Ed Nordskog, who spent decades as an arson investigator for the Los Angeles County Sheriff’s Department, says the indicators point to a homeless-related fire, which is consistent with a Los Angeles Fire Department report showing that between 2018 and 2024, people experiencing homelessness made up a third of all fires the department responded to. But the building was demolished within a day of the fire, making it impossible to confirm.

“We’ll never know, no matter what happens,” Nordskog says. “They bulldozed it within a day, and that makes any investigation completely impossible.” As of early May, an LAFD spokesperson said the arson investigation was ongoing.
Preservationists call what happened “demolition by neglect” — allowing a potentially protected building to deteriorate until demolition becomes unavoidable. Soghoyan and Novak dispute this characterization.
What was left after the fire was the neon sign and the wall made of breeze. In February, the Cultural Heritage Committee amended the historical nomination to include these elements; The full City Council approved the appointment on May 1, within seconds.

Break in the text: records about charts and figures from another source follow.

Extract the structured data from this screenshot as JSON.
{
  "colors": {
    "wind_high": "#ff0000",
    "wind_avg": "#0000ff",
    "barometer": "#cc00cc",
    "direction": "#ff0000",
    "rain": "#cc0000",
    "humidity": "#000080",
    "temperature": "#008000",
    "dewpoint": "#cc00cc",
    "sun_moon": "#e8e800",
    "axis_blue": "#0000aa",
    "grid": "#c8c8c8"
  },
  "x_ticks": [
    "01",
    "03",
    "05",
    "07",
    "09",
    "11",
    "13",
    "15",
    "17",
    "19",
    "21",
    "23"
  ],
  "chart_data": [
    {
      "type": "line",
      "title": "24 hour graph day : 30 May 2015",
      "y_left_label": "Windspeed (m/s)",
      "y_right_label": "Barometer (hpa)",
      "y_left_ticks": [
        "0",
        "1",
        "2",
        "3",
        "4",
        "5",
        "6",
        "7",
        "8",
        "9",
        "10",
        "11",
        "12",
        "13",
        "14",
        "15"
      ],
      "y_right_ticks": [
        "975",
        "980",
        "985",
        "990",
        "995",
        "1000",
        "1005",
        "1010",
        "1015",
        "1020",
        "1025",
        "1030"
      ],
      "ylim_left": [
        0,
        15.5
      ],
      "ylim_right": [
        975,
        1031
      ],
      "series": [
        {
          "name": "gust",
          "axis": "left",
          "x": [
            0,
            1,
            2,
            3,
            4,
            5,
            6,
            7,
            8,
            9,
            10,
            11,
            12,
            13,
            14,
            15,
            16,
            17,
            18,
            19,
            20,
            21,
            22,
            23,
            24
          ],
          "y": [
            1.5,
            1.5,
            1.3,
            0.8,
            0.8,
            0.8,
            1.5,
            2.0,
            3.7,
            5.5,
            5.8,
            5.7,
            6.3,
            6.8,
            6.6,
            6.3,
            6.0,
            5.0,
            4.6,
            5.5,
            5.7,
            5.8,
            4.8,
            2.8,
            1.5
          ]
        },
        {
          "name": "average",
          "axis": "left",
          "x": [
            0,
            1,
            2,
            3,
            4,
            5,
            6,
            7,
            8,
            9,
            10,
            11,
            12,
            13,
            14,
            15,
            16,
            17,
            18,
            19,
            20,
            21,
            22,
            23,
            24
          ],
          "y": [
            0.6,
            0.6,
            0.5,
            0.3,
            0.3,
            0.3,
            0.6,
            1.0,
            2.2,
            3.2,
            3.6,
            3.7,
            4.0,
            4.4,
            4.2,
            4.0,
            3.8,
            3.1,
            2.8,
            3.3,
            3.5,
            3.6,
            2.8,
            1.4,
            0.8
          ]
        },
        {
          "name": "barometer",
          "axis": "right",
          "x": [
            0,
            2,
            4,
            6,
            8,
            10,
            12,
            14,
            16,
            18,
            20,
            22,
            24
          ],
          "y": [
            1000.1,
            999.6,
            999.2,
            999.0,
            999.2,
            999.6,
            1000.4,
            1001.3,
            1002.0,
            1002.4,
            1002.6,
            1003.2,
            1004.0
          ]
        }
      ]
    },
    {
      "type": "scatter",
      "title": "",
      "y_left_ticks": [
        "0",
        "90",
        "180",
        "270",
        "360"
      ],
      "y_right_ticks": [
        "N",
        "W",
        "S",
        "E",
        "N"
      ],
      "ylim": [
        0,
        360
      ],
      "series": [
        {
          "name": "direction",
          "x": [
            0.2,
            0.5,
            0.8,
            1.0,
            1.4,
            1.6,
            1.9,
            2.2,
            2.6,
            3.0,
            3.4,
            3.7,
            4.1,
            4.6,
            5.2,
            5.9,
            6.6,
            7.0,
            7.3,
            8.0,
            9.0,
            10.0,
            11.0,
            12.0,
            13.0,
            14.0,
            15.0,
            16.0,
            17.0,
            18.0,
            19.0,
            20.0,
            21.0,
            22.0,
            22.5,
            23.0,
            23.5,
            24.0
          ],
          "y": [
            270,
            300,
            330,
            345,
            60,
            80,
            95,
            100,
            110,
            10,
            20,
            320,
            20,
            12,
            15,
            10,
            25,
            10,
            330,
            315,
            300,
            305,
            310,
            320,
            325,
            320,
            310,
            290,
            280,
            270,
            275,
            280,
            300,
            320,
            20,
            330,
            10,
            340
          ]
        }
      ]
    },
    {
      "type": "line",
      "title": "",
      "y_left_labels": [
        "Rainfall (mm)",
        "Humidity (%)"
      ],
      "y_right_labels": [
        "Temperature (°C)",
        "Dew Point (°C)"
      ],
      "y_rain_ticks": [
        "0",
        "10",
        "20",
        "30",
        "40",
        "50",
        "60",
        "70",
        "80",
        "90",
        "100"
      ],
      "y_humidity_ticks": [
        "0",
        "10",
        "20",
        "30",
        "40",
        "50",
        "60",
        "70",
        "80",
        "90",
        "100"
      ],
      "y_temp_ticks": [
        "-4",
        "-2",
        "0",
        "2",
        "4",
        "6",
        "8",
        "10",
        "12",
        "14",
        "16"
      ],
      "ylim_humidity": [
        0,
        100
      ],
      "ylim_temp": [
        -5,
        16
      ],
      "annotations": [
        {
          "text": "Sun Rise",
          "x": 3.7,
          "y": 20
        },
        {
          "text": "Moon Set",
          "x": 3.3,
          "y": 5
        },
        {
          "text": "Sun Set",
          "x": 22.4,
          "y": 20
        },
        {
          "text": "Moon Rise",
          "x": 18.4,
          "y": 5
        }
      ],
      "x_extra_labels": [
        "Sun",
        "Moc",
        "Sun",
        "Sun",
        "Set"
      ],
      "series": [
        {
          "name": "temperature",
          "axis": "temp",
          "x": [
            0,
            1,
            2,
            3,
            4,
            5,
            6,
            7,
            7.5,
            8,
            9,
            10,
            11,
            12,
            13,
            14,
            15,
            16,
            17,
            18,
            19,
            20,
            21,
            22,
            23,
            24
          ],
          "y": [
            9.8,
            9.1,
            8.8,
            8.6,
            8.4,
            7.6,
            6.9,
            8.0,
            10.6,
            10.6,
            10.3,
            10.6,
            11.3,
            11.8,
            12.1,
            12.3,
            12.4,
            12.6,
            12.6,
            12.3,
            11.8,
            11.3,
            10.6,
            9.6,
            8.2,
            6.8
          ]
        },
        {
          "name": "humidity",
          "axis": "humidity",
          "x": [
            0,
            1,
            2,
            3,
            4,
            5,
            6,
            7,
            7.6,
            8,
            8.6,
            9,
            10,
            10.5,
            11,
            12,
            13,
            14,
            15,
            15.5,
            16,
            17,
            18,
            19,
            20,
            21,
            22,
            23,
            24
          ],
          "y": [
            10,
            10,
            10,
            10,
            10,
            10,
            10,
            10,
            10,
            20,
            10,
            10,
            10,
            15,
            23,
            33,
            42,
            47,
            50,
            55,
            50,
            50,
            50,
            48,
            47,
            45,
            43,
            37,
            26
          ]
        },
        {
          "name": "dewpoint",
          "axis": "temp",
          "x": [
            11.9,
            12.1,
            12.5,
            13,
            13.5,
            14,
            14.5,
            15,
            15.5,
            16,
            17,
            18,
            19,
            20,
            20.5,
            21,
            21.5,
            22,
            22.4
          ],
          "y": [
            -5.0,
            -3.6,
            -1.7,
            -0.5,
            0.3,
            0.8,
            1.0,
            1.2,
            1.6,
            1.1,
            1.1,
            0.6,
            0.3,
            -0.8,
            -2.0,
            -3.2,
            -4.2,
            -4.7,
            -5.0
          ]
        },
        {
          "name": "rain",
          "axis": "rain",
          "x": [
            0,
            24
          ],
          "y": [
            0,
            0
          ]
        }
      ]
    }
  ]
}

But Kim Cooper, a conservationist who with her husband runs the historic tour company Esotouric – which included the area around the hotel on its sightseeing route – fell short of victory.

“It wasn’t about a cool, Instagrammable sign,” she says. “This is the soul of the city being ripped out inch by inch.”
What will eventually become of the property is still up in the air. However, it’s fitting that the mid-century metal letters that once spelled “Hollywood Center Motel” atop that brick wall have recently disappeared. You can now see them only on the screen.